In American Journal of Physics, by AIP Publishing, a researcher from Saint Joseph’s University illustrates this effect through a series of calculations, beginning with a simple, analytically tractable model and progressing through more sophisticated mathematical estimations of ice distributions and gravitation of displaced seawater mass. The paper includes numerical results for sea level change resulting from a 1,000-gigatonne loss of ice, with parameter values appropriate to the Greenland and Antarctic ice sheets.

“If the meltwater comes from Greenland, then sea level far from Greenland rises by more than average, but sea level at the Greenland shore actually drops,” said author Douglas Kurtze. “This is at least partially because of how the loss of that ice changes the gravitational pull of the ice sheet.”

A massive ice sheet attracts seawater, raising a mound in sea level around the land on which the ice rests.
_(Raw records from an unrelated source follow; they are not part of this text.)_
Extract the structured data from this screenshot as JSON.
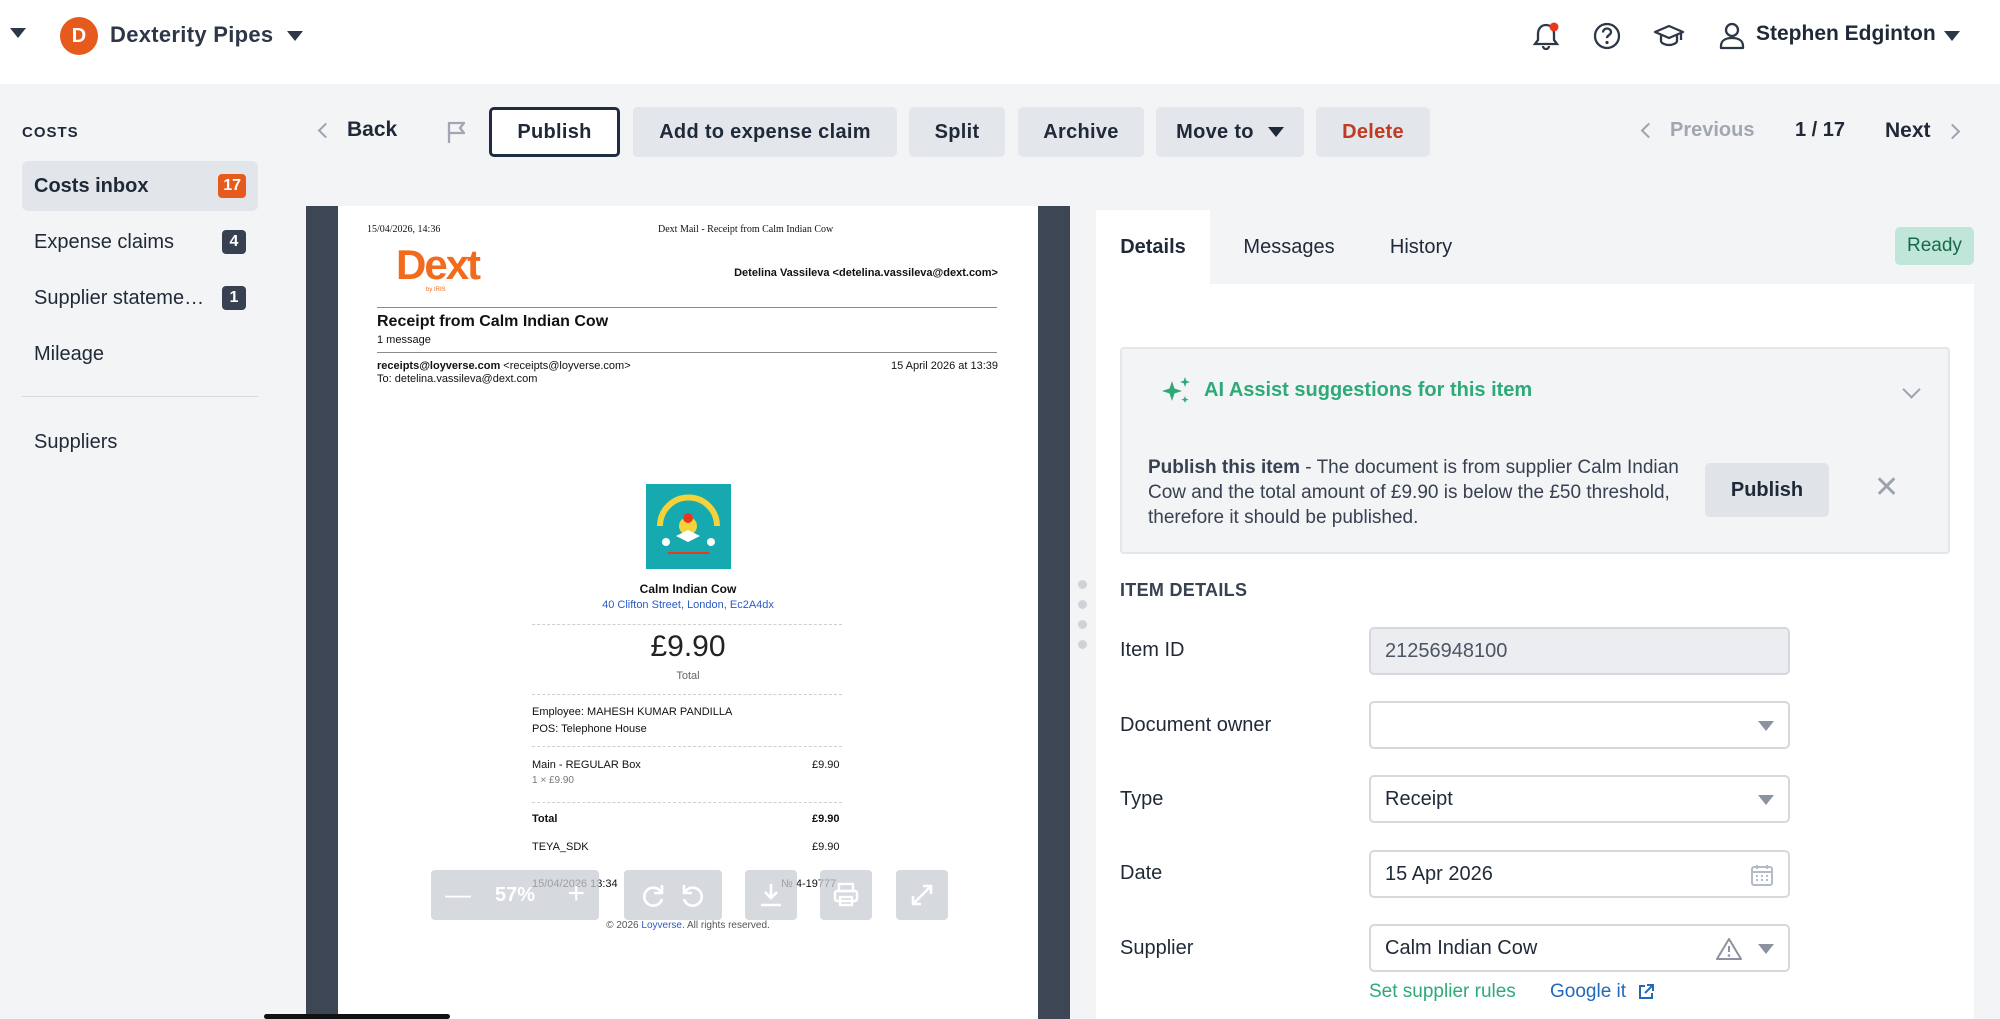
{
  "topbar": {
    "org_initial": "D",
    "org_name": "Dexterity Pipes",
    "user_name": "Stephen Edginton"
  },
  "sidebar": {
    "section": "COSTS",
    "items": [
      {
        "label": "Costs inbox",
        "badge": "17"
      },
      {
        "label": "Expense claims",
        "badge": "4"
      },
      {
        "label": "Supplier stateme…",
        "badge": "1"
      },
      {
        "label": "Mileage"
      }
    ],
    "suppliers": "Suppliers"
  },
  "toolbar": {
    "back": "Back",
    "publish": "Publish",
    "add_expense": "Add to expense claim",
    "split": "Split",
    "archive": "Archive",
    "move_to": "Move to",
    "delete": "Delete",
    "previous": "Previous",
    "page_count": "1 / 17",
    "next": "Next"
  },
  "document": {
    "print_date": "15/04/2026, 14:36",
    "print_title": "Dext Mail - Receipt from Calm Indian Cow",
    "logo_text": "Dext",
    "logo_sub": "by IRIS",
    "from_user": "Detelina Vassileva <detelina.vassileva@dext.com>",
    "subject": "Receipt from Calm Indian Cow",
    "message_count": "1 message",
    "sender_bold": "receipts@loyverse.com",
    "sender_rest": "<receipts@loyverse.com>",
    "sent_date": "15 April 2026 at 13:39",
    "to": "To: detelina.vassileva@dext.com",
    "merchant": "Calm Indian Cow",
    "address": "40 Clifton Street, London, Ec2A4dx",
    "total_amount": "£9.90",
    "total_label": "Total",
    "employee": "Employee: MAHESH KUMAR PANDILLA",
    "pos": "POS: Telephone House",
    "line_item": "Main - REGULAR Box",
    "line_item_price": "£9.90",
    "line_item_qty": "1 × £9.90",
    "total_row_label": "Total",
    "total_row_value": "£9.90",
    "payment_label": "TEYA_SDK",
    "payment_value": "£9.90",
    "receipt_datetime": "15/04/2026 13:34",
    "receipt_no": "№ 4-19777",
    "footer_pre": "© 2026 ",
    "footer_link": "Loyverse",
    "footer_post": ". All rights reserved.",
    "zoom": "57%",
    "accent_orange": "#f26b1d",
    "viewer_bg": "#3d4654"
  },
  "panel": {
    "tabs": [
      "Details",
      "Messages",
      "History"
    ],
    "status": "Ready",
    "ai": {
      "title": "AI Assist suggestions for this item",
      "text_bold": "Publish this item",
      "text_rest": " - The document is from supplier Calm Indian Cow and the total amount of £9.90 is below the £50 threshold, therefore it should be published.",
      "publish": "Publish"
    },
    "section_title": "ITEM DETAILS",
    "fields": {
      "item_id_label": "Item ID",
      "item_id": "21256948100",
      "owner_label": "Document owner",
      "owner": "",
      "type_label": "Type",
      "type": "Receipt",
      "date_label": "Date",
      "date": "15 Apr 2026",
      "supplier_label": "Supplier",
      "supplier": "Calm Indian Cow"
    },
    "set_supplier_rules": "Set supplier rules",
    "google_it": "Google it"
  },
  "colors": {
    "brand_orange": "#e65a1e",
    "ai_green": "#2eaa78",
    "danger": "#c23a22",
    "ready_bg": "#bfe6d8",
    "link_blue": "#2269b8"
  }
}
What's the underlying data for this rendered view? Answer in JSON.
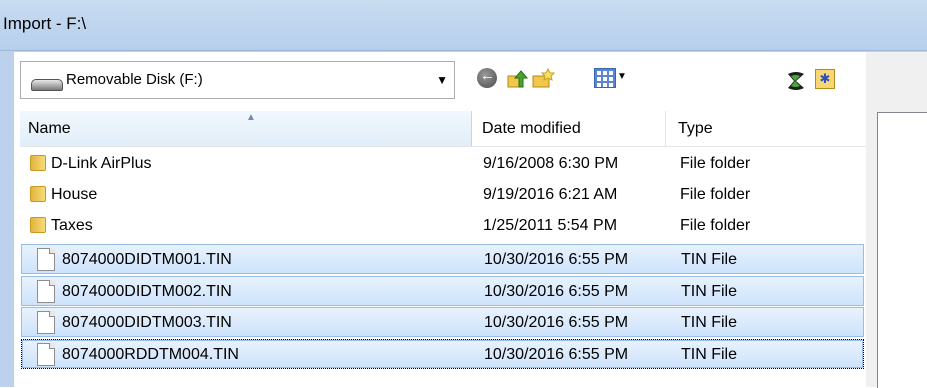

When the ice melts into the ocean, the global-mean sea level rises.

But the removal of ice mass weakens the gravity of the sheet, thus lowering the mound. In some cases, the lowering of the mound height may be greater than the rise in global-mean sea level, causing local sea level near the ice sheet to drop.

While this cause for nonuniformity in sea level change was recognized and systematically investigated as early as the 1880s, contemporary scientists created sophisticated, detailed models including other important considerations, such as changes to the earth’s rotation and alterations in the shape of the solid earth, when mass, like water and ice, is rearranged on the surface.

“My contribution here is to go in the opposite direction, making a model that is so drastically simplified that it can be used as an example in undergraduate courses,” said Kurtze. The gravitational pull phenomenon “is a fascinating consequence of basic physics, and a great example of just how complex the earth system is — and how well geophysicists can make sense of that complexity.”

Kurtze said he was inspired to develop his model after hearing a radio interview with Jerry Mitrovica, a Harvard professor of geophysics and an expert in glacial isostatic adjustment.